Decreased protein diet
A high protein diet might be partially to blame. Protein from meat and other animal products is broken down into acids, including uric acid. The most available alkaline base to balance the acid from protein is calcium phosphate (hydroxyapatite) from the bones (buffering). The kidney filters the liberated calcium which may then form insoluble crystals (for example, stones) in urine with available oxalate (partly from metabolic processes, partly from diet) or phosphate ions, depending on conditions. High protein intake is therefore associated with decreased bone density as well as stones. The acid load is associated with decreased urinary citrate excretion; citrate competes with oxalate for calcium and can thereby prevent stones.

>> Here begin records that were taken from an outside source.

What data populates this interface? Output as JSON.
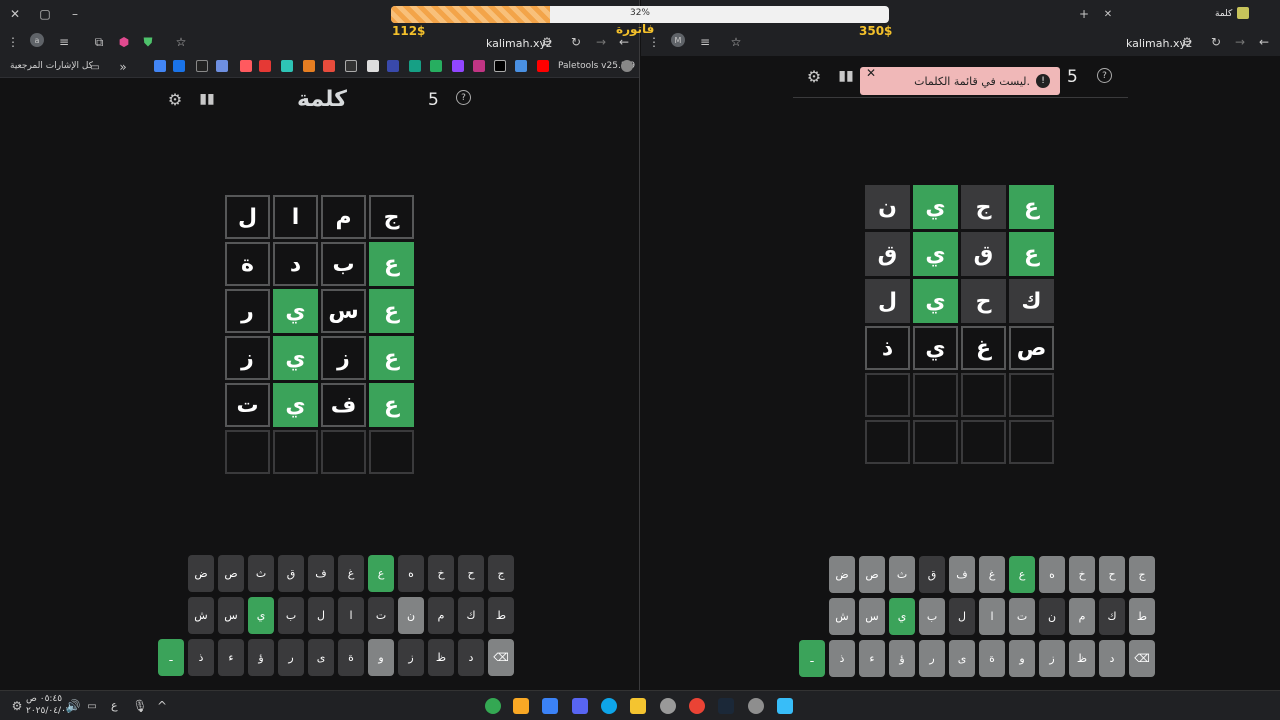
{
  "overlay": {
    "progress_percent": "32%",
    "progress_value": 0.32,
    "price_left": "112$",
    "price_right": "350$",
    "center_label": "فاتورة"
  },
  "left_window": {
    "omnibox_url": "kalimah.xyz",
    "bookmark_folder": "كل الإشارات المرجعية",
    "bookmark_last": "Paletools v25.1.9",
    "game_title": "كلمة",
    "letter_count": "5",
    "grid": [
      [
        {
          "l": "ل",
          "s": "f"
        },
        {
          "l": "ا",
          "s": "f"
        },
        {
          "l": "م",
          "s": "f"
        },
        {
          "l": "ج",
          "s": "f"
        }
      ],
      [
        {
          "l": "ة",
          "s": "f"
        },
        {
          "l": "د",
          "s": "f"
        },
        {
          "l": "ب",
          "s": "f"
        },
        {
          "l": "ع",
          "s": "g"
        }
      ],
      [
        {
          "l": "ر",
          "s": "f"
        },
        {
          "l": "ي",
          "s": "g"
        },
        {
          "l": "س",
          "s": "f"
        },
        {
          "l": "ع",
          "s": "g"
        }
      ],
      [
        {
          "l": "ز",
          "s": "f"
        },
        {
          "l": "ي",
          "s": "g"
        },
        {
          "l": "ز",
          "s": "f"
        },
        {
          "l": "ع",
          "s": "g"
        }
      ],
      [
        {
          "l": "ت",
          "s": "f"
        },
        {
          "l": "ي",
          "s": "g"
        },
        {
          "l": "ف",
          "s": "f"
        },
        {
          "l": "ع",
          "s": "g"
        }
      ],
      [
        {
          "l": "",
          "s": "e"
        },
        {
          "l": "",
          "s": "e"
        },
        {
          "l": "",
          "s": "e"
        },
        {
          "l": "",
          "s": "e"
        }
      ]
    ],
    "keyboard": [
      [
        {
          "k": "ج",
          "s": "d"
        },
        {
          "k": "ح",
          "s": "d"
        },
        {
          "k": "خ",
          "s": "d"
        },
        {
          "k": "ه",
          "s": "d"
        },
        {
          "k": "ع",
          "s": "g"
        },
        {
          "k": "غ",
          "s": "d"
        },
        {
          "k": "ف",
          "s": "d"
        },
        {
          "k": "ق",
          "s": "d"
        },
        {
          "k": "ث",
          "s": "d"
        },
        {
          "k": "ص",
          "s": "d"
        },
        {
          "k": "ض",
          "s": "d"
        }
      ],
      [
        {
          "k": "ط",
          "s": "d"
        },
        {
          "k": "ك",
          "s": "d"
        },
        {
          "k": "م",
          "s": "d"
        },
        {
          "k": "ن",
          "s": "n"
        },
        {
          "k": "ت",
          "s": "d"
        },
        {
          "k": "ا",
          "s": "d"
        },
        {
          "k": "ل",
          "s": "d"
        },
        {
          "k": "ب",
          "s": "d"
        },
        {
          "k": "ي",
          "s": "g"
        },
        {
          "k": "س",
          "s": "d"
        },
        {
          "k": "ش",
          "s": "d"
        }
      ],
      [
        {
          "k": "⌫",
          "s": "n"
        },
        {
          "k": "د",
          "s": "d"
        },
        {
          "k": "ظ",
          "s": "d"
        },
        {
          "k": "ز",
          "s": "d"
        },
        {
          "k": "و",
          "s": "n"
        },
        {
          "k": "ة",
          "s": "d"
        },
        {
          "k": "ى",
          "s": "d"
        },
        {
          "k": "ر",
          "s": "d"
        },
        {
          "k": "ؤ",
          "s": "d"
        },
        {
          "k": "ء",
          "s": "d"
        },
        {
          "k": "ذ",
          "s": "d"
        },
        {
          "k": "ـ",
          "s": "g"
        }
      ]
    ]
  },
  "right_window": {
    "tab_title": "كلمة",
    "omnibox_url": "kalimah.xyz",
    "letter_count": "5",
    "toast_text": "ليست في قائمة الكلمات.",
    "grid": [
      [
        {
          "l": "ن",
          "s": "d"
        },
        {
          "l": "ي",
          "s": "g"
        },
        {
          "l": "ج",
          "s": "d"
        },
        {
          "l": "ع",
          "s": "g"
        }
      ],
      [
        {
          "l": "ق",
          "s": "d"
        },
        {
          "l": "ي",
          "s": "g"
        },
        {
          "l": "ق",
          "s": "d"
        },
        {
          "l": "ع",
          "s": "g"
        }
      ],
      [
        {
          "l": "ل",
          "s": "d"
        },
        {
          "l": "ي",
          "s": "g"
        },
        {
          "l": "ح",
          "s": "d"
        },
        {
          "l": "ك",
          "s": "d"
        }
      ],
      [
        {
          "l": "ذ",
          "s": "f"
        },
        {
          "l": "ي",
          "s": "f"
        },
        {
          "l": "غ",
          "s": "f"
        },
        {
          "l": "ص",
          "s": "f"
        }
      ],
      [
        {
          "l": "",
          "s": "e"
        },
        {
          "l": "",
          "s": "e"
        },
        {
          "l": "",
          "s": "e"
        },
        {
          "l": "",
          "s": "e"
        }
      ],
      [
        {
          "l": "",
          "s": "e"
        },
        {
          "l": "",
          "s": "e"
        },
        {
          "l": "",
          "s": "e"
        },
        {
          "l": "",
          "s": "e"
        }
      ]
    ],
    "keyboard": [
      [
        {
          "k": "ج",
          "s": "n"
        },
        {
          "k": "ح",
          "s": "n"
        },
        {
          "k": "خ",
          "s": "n"
        },
        {
          "k": "ه",
          "s": "n"
        },
        {
          "k": "ع",
          "s": "g"
        },
        {
          "k": "غ",
          "s": "n"
        },
        {
          "k": "ف",
          "s": "n"
        },
        {
          "k": "ق",
          "s": "d"
        },
        {
          "k": "ث",
          "s": "n"
        },
        {
          "k": "ص",
          "s": "n"
        },
        {
          "k": "ض",
          "s": "n"
        }
      ],
      [
        {
          "k": "ط",
          "s": "n"
        },
        {
          "k": "ك",
          "s": "d"
        },
        {
          "k": "م",
          "s": "n"
        },
        {
          "k": "ن",
          "s": "d"
        },
        {
          "k": "ت",
          "s": "n"
        },
        {
          "k": "ا",
          "s": "n"
        },
        {
          "k": "ل",
          "s": "d"
        },
        {
          "k": "ب",
          "s": "n"
        },
        {
          "k": "ي",
          "s": "g"
        },
        {
          "k": "س",
          "s": "n"
        },
        {
          "k": "ش",
          "s": "n"
        }
      ],
      [
        {
          "k": "⌫",
          "s": "n"
        },
        {
          "k": "د",
          "s": "n"
        },
        {
          "k": "ظ",
          "s": "n"
        },
        {
          "k": "ز",
          "s": "n"
        },
        {
          "k": "و",
          "s": "n"
        },
        {
          "k": "ة",
          "s": "n"
        },
        {
          "k": "ى",
          "s": "n"
        },
        {
          "k": "ر",
          "s": "n"
        },
        {
          "k": "ؤ",
          "s": "n"
        },
        {
          "k": "ء",
          "s": "n"
        },
        {
          "k": "ذ",
          "s": "n"
        },
        {
          "k": "ـ",
          "s": "g"
        }
      ]
    ]
  },
  "taskbar": {
    "time": "٠٥:٤٥ ص",
    "date": "٢٠٢٥/٠٤/٠٧",
    "lang": "ع"
  }
}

In addition to increased fluid intake, one of the simplest fixes is to moderate animal protein consumption. However, despite epidemiologic data showing that greater protein intake is associated with more stones, randomized controlled trials of protein restriction have not shown reduced stone prevalence. In this regard, it isn't just dietary calcium per se that may cause stone formation, but rather the leaching of bone calcium. Some diseases (for example, distal renal tubular acidosis) which cause a chronically acidic state also decrease urinary citrate levels; since citrates are normally present as potent inhibitors of stone formation, these patients are prone to frequent stone formation.
Other modifications
Potassium citrate is also used in kidney stone prevention. This is available as both a tablet and liquid preparation. The medication increases urinary pH (makes it more alkaline), as well as increases the urinary citrate level, which helps reduce calcium oxalate crystal aggregation. Optimal 24 hour urine levels of citrate are thought to be over 320 mg/liter of urine or over 600 mg per day. There are urinary dipsticks available that allow patients to monitor and measure urinary pH so patients can optimize their urinary citrate level.
Though caffeine does acutely increase urinary calcium excretion, several independent epidemiologic studies have shown that coffee intake overall is protective for stones.
Measurements of food oxalate content have been difficult and issues remain about the proportion of oxalate that's bio-available, versus a proportion that isn't absorbed by the intestine. Oxalate-rich foods are usually restricted to some degree, particularly in patients with high urinary oxalate levels, but no randomized controlled trial of oxalate restriction has been performed to test that hypothesis.
Calgranulin
Crystallization of calcium oxalate (CaOx) appears to be reduced by molecules in the urine that retard the formation, growth, aggregation, and renal cell adherence of calcium oxalate. By purifying urine using salt precipitation, preparative isoelectric focusing, and sizing chromatography, some researchers have found that the molecule calgranulin is able to inhibit calcium oxalate crystal growth. Calgranulin is a protein formed in the kidney. Given the large amounts of calcium oxalate in the urine, and considering its potency, calgranulin could become an important contribution to the normal urinary inhibition of crystal growth and aggregation. If so, it'll be an important tool in the renal defense against kidney stones.